Recently, India’s fertiliser policy has come under scrutiny. A major government company issued tenders for ‘soluble fertilisers’ that exclude ‘Make in India’ manufacturers. This issue is not just confined to the Government e-Marketplace (GeM) portal. Many public sector firms are intentionally sidelining local producers by misusing MSME and Make in India policies. The main problem lies in the outdated and disorganized Fertiliser Control Order (FCO). Indian startups must obtain licenses and set up warehouses in every state, while manufacturers from countries like China can sell products by simply uploading a document. They do not need state-level approvals.
The FCO was established under the Essential Commodities Act of 1955, a time when India’s production capacity was low. However, this same regulation now poses significant barriers for local production, especially in the soluble fertiliser sector. According to Dr. Suhas Budhe, an incubation mentor at IIM Nagpur, India imports over 500,000 tonnes of soluble fertilisers annually. This results in a loss of foreign currency and stifles local innovation. He noted that each startup faces scrutiny from as many as 32 FCO inspectors, creating immense pressure and hindering entrepreneurship. This approach is counter to the vision of ‘Atmanirbhar Bharat’ or self-reliant India.
Jayantibhai Kumbhani, chairman of the Chamber of Agri Input Protection in Ahmedabad, stated that few sectors in India experience such heavy oversight per unit. Immediate reforms to the Fertiliser Control Order are essential for India to become self-reliant in soluble fertilisers.
Vijay Thakur, president of OAM Maharashtra, echoed this sentiment. He believes that the requirement for state licenses and inspections discourages local companies while benefiting foreign manufacturers. Vinod Goyal, the national secretary of the Soluble Fertiliser Industry Association (SFIA), added that it is time to implement a ‘One Nation, One License’ policy. Local manufacturers should receive the same ease as foreign suppliers. Additionally, the number of inspectors should be limited, and a new law should be introduced for non-subsidised fertilisers, distinct from the Essential Commodities Act.

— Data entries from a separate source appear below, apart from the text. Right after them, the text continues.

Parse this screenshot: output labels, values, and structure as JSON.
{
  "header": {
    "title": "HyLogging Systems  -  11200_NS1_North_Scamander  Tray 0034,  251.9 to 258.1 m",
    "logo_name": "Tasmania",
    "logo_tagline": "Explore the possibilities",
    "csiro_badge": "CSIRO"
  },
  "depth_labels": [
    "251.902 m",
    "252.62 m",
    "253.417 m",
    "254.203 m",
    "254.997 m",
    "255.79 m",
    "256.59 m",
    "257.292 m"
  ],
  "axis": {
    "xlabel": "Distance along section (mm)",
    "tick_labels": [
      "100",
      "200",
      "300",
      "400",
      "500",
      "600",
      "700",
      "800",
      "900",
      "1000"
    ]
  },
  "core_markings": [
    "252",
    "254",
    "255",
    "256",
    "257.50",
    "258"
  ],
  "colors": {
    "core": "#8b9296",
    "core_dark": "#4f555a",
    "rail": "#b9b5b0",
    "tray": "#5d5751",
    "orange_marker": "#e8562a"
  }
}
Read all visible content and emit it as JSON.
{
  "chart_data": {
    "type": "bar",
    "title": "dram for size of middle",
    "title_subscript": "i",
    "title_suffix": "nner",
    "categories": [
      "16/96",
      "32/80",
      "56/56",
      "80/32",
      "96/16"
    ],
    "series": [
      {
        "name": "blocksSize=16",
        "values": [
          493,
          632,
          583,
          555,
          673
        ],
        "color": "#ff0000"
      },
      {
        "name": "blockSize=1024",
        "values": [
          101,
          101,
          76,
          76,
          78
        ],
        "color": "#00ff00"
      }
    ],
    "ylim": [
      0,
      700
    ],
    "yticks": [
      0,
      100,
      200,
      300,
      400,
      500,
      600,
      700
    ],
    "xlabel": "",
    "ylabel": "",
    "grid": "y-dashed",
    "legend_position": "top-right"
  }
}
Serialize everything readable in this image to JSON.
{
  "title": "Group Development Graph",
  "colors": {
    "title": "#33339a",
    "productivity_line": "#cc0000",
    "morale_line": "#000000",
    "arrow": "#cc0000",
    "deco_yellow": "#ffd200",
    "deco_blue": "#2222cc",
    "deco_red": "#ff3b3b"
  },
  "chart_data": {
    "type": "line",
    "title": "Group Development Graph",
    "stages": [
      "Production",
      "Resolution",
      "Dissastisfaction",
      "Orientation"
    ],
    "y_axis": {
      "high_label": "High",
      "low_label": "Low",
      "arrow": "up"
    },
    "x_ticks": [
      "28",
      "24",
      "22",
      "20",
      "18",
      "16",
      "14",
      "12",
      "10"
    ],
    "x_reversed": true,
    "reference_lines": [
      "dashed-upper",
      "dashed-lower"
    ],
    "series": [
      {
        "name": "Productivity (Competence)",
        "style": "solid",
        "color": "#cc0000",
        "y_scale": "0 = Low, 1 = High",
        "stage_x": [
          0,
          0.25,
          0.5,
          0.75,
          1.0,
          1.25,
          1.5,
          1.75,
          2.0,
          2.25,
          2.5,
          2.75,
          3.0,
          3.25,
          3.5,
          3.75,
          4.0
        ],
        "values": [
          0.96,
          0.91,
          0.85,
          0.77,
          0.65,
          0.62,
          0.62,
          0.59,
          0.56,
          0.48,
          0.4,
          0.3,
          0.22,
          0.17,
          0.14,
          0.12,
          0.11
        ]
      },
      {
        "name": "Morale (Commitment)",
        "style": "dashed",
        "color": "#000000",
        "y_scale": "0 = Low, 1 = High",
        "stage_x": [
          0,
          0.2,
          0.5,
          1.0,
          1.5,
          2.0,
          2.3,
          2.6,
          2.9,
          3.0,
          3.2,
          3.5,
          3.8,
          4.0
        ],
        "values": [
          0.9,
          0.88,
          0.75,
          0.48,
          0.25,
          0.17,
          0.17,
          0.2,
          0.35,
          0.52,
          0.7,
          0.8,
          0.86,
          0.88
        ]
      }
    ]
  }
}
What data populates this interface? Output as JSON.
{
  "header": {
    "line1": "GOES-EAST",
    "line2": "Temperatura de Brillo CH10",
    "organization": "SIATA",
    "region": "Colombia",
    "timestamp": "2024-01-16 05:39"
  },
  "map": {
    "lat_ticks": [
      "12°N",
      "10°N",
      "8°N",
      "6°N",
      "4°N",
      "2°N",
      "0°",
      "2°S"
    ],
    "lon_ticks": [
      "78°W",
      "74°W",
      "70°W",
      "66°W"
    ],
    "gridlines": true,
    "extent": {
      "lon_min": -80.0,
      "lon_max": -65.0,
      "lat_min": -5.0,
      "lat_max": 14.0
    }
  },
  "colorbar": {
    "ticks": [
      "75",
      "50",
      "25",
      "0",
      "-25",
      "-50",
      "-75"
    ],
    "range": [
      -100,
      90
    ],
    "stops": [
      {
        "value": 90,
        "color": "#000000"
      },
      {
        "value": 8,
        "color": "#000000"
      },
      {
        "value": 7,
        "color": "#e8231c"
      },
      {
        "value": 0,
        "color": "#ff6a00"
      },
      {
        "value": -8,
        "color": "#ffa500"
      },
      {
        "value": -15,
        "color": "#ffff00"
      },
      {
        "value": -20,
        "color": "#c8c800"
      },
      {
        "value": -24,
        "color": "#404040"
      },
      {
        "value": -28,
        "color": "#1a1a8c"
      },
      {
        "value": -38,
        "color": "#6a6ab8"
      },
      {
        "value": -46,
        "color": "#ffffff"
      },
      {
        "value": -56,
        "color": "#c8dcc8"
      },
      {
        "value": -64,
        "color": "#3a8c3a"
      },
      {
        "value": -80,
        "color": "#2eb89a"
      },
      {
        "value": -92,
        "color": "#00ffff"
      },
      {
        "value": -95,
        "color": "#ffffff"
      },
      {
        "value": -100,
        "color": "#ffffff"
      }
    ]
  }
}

Goyal noted that domestic production of soluble fertilisers is gradually increasing. Recently, indigenous technology has been developed, but it suffers due to policy-related chaos. Marketing companies prefer imported products over local manufacturers to avoid regulatory hassles.
While the increase in soluble fertiliser imports indicates rising market demand, Indian MSME entrepreneurs are not reaping the benefits. This policy disparity is a serious mistake. The example of China is telling; in 2001-02, their MSMEs primarily produced raw materials, but today they are among the world’s leading manufacturers due to well-crafted policies and strategic investments.
The central government has initiated support for R&D and import-substituting technologies. However, until the regulatory framework changes, this innovation will not reach the fields. The SFIA states that inconsistencies among state governments, misuse of policies, and oppressive actions of officials have made this sector stagnant, contradicting the vision of a self-reliant India.